Step 2: Set Up Environment for Data Extraction

Prepare your environment by ensuring you have the necessary tools to interact with MongoDB. Install MongoDB tools like `mongo` shell or `mongodump`, and ensure you have access credentials for the Rocket.Chat MongoDB instance.

Step 3: Extract Data from Rocket.Chat's MongoDB

Use MongoDB shell commands or scripts to extract the needed data. For example, you can use the `mongoexport` command to export data from MongoDB collections into JSON or CSV files:
```
mongoexport --uri="mongodb://your_mongo_instance" --collection=your_collection --out=your_data.json
```

Step 4: Prepare PostgreSQL Database

Set up your PostgreSQL database and create the necessary tables to hold the Rocket.Chat data. Use `CREATE TABLE` SQL commands to define the schema that matches the structure of your exported data. Consider data types and relationships when designing your tables.

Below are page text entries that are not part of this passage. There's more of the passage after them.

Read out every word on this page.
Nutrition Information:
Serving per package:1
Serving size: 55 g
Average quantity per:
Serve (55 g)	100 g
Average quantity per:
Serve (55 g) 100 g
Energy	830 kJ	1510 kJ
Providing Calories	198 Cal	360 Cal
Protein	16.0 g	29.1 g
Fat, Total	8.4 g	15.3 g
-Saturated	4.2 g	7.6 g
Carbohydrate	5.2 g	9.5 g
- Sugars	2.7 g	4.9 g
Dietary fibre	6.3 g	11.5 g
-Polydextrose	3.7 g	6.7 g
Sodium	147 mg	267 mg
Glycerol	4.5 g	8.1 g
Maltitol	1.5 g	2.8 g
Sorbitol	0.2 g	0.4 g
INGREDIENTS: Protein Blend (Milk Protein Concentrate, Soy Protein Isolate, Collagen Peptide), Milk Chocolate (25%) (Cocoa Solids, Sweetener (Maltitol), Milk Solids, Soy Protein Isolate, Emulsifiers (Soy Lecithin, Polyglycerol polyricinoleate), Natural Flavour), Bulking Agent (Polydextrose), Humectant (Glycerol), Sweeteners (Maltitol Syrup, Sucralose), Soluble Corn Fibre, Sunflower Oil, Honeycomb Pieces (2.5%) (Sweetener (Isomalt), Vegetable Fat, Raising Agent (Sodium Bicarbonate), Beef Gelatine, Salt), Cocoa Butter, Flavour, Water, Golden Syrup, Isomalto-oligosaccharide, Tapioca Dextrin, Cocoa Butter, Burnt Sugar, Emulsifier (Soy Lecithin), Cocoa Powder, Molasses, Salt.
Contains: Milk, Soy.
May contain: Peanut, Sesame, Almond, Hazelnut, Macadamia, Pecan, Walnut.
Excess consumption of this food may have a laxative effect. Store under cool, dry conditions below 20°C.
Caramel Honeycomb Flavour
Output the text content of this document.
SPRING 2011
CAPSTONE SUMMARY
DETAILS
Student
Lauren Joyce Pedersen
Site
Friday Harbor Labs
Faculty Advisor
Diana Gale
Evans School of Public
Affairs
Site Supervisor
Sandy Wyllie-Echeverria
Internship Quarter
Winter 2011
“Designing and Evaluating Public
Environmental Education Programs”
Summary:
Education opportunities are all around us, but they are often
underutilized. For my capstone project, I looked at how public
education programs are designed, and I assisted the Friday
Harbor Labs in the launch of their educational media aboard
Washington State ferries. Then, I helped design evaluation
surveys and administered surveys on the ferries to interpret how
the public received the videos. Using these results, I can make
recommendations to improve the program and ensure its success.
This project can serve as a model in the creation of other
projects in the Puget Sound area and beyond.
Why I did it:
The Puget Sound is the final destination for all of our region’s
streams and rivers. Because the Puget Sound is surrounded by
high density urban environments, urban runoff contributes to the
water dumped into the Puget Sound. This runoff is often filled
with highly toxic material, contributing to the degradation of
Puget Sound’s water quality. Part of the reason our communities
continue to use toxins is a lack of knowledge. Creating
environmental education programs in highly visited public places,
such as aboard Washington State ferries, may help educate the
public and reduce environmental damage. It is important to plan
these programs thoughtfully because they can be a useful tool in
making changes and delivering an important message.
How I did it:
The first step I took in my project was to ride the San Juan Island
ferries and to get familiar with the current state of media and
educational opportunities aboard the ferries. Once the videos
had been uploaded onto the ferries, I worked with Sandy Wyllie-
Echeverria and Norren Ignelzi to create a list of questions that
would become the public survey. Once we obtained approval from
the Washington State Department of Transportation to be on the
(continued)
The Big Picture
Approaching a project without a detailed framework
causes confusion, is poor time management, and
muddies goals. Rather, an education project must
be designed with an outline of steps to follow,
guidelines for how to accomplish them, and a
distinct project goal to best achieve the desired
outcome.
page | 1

Step 5: Transform Data into PostgreSQL-Compatible Format

If necessary, transform the JSON or CSV data into a format suitable for PostgreSQL. This might involve modifying the JSON structure or converting data types. You can use scripting languages like Python or a simple text editor for this transformation.

Step 6: Import Data into PostgreSQL

Use PostgreSQL's `COPY` command to import the transformed data into your database tables. The `COPY` command is efficient for bulk data loading:
```
COPY your_table FROM '/path/to/your_data.csv' DELIMITER ',' CSV HEADER;
```
Ensure that the data types and structure in your CSV file align with your PostgreSQL table schema.

Step 7: Verify Data Integrity and Accuracy

After importing, verify that all data has been correctly transferred and maintains integrity. Perform checks by running SQL queries to compare record counts and sample data entries between the original Rocket.Chat data and your PostgreSQL tables. Adjust and re-import if discrepancies are found.

By following these steps, you can manually transfer data from Rocket.Chat's MongoDB to a PostgreSQL destination without relying on third-party connectors or integrations.